Les oulémas ont rassemblé les raisons pour lesquelles certains contrats de vente sont interdits dans l'économie islamique. Ainsi ont-ils recensé ceux qui suivent :
La première raison :
Lorsque l’objet de la vente est déjà interdit ou est de nature impur, il entre dans la règle générale selon laquelle tout ce qu’Allah a interdit, son prix l’est aussi. Parmi les exemples qui illustrent ceci, on peut citer l'interdiction qui frappe la vente des chiens, du sang, des idoles, l’argent payé à une prostituée ou à un diseur de bonnes aventures. Djâbir (qu'Allah soit satisfait de lui) a dit : J'ai entendu le Prophète () dire qu’Allah a interdit la vente de l'alcool et de la viande de l’animal mort (sans l’invocation sur lui du nom d’Allah) ainsi que le porc et les idoles . On a dit au Prophète () : Ô Messager d'Allah, que dire des graisses des animaux morts sans invocation du nom d’Allah sur eux, que dire si on les utilise pour peindre les navires, pour oindre le cuir et pour allumer la lumière? Il répondit que c’est interdit avant d’ajouter : qu’Allah maudisse les Juifs, lorsque qu’Il leur a interdit d’utiliser la graisse, ils l’on fait fondre puis l’on vendue et en ont utilisé le prix (Rapporté par al-Djama')

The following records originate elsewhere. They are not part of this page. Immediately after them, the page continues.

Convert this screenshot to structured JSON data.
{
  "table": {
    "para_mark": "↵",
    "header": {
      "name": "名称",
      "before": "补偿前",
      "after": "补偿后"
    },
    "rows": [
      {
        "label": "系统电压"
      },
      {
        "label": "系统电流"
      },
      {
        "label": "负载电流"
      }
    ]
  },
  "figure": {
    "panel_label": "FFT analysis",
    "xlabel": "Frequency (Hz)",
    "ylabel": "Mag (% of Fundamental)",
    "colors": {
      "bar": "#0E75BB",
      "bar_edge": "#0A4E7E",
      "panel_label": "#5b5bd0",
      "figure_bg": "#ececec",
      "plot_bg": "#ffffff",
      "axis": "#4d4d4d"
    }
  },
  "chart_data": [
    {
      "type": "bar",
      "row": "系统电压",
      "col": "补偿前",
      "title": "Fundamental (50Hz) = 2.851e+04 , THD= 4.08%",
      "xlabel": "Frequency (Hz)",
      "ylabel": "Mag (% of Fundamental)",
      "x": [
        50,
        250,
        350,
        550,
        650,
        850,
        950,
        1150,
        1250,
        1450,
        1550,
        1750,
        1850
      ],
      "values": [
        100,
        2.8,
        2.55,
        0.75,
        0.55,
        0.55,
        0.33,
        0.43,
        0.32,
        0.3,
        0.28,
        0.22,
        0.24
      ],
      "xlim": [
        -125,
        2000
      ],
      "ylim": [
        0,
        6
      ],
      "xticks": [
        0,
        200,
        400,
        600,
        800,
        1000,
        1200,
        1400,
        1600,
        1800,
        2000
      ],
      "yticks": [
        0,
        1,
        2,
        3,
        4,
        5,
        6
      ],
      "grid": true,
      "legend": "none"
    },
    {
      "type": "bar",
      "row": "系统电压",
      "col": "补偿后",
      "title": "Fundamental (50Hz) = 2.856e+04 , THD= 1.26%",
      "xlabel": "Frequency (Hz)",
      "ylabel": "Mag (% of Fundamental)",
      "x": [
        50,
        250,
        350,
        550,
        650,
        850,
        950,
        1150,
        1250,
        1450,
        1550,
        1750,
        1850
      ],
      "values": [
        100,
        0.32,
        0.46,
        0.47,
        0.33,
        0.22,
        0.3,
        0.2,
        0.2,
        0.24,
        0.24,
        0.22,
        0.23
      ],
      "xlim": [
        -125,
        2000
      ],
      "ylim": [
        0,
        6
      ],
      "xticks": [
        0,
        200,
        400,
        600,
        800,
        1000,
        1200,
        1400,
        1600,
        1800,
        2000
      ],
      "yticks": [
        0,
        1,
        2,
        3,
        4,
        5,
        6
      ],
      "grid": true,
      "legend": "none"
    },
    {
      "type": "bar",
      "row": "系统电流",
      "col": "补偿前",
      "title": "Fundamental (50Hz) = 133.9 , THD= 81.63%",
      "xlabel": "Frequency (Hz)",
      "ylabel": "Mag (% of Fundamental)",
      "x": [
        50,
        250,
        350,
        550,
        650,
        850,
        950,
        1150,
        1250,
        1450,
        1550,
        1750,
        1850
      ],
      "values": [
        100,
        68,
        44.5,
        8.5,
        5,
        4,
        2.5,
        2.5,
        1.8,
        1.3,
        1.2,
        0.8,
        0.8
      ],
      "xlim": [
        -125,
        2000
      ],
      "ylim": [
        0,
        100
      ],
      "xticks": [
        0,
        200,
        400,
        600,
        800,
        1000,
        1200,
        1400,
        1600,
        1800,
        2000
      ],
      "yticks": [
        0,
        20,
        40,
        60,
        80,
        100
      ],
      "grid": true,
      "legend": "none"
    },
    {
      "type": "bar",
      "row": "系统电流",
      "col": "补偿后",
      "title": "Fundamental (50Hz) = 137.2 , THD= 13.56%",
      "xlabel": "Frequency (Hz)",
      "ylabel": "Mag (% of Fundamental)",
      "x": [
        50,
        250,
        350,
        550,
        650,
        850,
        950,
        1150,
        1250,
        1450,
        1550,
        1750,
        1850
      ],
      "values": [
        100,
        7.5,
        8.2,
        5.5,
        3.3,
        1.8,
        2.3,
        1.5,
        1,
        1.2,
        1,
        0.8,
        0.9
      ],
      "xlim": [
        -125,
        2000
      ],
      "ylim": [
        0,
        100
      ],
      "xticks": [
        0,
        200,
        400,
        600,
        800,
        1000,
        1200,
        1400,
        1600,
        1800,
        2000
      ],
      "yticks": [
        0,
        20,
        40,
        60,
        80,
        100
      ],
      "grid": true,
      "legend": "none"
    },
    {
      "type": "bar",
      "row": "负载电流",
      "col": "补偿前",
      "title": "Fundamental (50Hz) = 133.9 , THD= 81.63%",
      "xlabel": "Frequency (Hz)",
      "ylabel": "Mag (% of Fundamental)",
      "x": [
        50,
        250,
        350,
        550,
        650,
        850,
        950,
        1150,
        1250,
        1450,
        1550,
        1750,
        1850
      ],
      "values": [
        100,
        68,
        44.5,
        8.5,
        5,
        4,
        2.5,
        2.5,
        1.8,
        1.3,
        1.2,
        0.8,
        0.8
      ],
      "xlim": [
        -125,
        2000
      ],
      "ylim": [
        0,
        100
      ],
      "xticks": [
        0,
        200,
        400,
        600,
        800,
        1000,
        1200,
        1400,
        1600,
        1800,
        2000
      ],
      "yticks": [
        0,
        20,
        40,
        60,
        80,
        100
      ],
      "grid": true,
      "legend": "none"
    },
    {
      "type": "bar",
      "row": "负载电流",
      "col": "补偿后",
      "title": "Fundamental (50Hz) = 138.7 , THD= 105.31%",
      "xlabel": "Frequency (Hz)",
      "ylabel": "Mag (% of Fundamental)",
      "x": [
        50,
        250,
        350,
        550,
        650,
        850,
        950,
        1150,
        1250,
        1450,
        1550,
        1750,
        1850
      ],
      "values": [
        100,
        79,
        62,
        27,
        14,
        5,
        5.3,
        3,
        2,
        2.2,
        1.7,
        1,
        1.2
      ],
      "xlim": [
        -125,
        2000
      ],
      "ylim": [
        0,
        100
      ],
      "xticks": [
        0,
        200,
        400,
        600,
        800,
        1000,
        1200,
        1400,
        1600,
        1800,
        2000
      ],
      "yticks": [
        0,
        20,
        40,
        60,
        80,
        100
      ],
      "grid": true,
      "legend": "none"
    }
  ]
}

Abû Djuhayfa a dit : Le Messager d'Allah a interdit le prix du sang, du chien, ce que gagne la prostituée, et il a maudit la femme qui fait des tatouages et celle qui demande qu’on lui en fasse, l’utilisation de l'usure pour soi ou pour les autres et il a maudit les sculpteurs" (Boukhari et Mouslim).
L’interdiction porte aussi sur la vente de ce qu’on appelle [al-mi’zâ al-châmiya] [la chèvre du moyen orient], cette habitude qui s’est récemment répandue dans le Golfe et qui est l’œuvre des gens ayant une forte tendance vers l'extravagance et le gaspillage. Il s’agit d’une sorte de penchant pour les vanités tel le jeu dans la salle de bain. Ainsi dans ces extravagances le prix du bouc peut parfois atteindre un million de riyals. Il s’agit en fait d’un comportement qui relève de la sottise et de l’extravagance interdites. Aussi, l’homme qui se permet de débloquer un montant aussi colossal rien que pour s’acheter une bête dans l’unique but de s’en vanter et de s’en s’enorgueillir n’est qu’un farfelu.
La deuxième raison :
Que le contrat soit une excuse pour commettre un péché telle, par exemple, la vente pendant l'heure de la prière du vendredi, la vente des armes en temps de guerres et de conflits, la vente de l'alcool à ceux qui en font du vin, etc.
La troisième raison :
Que le contrat comporte une tromperie comme les jeux du hasard.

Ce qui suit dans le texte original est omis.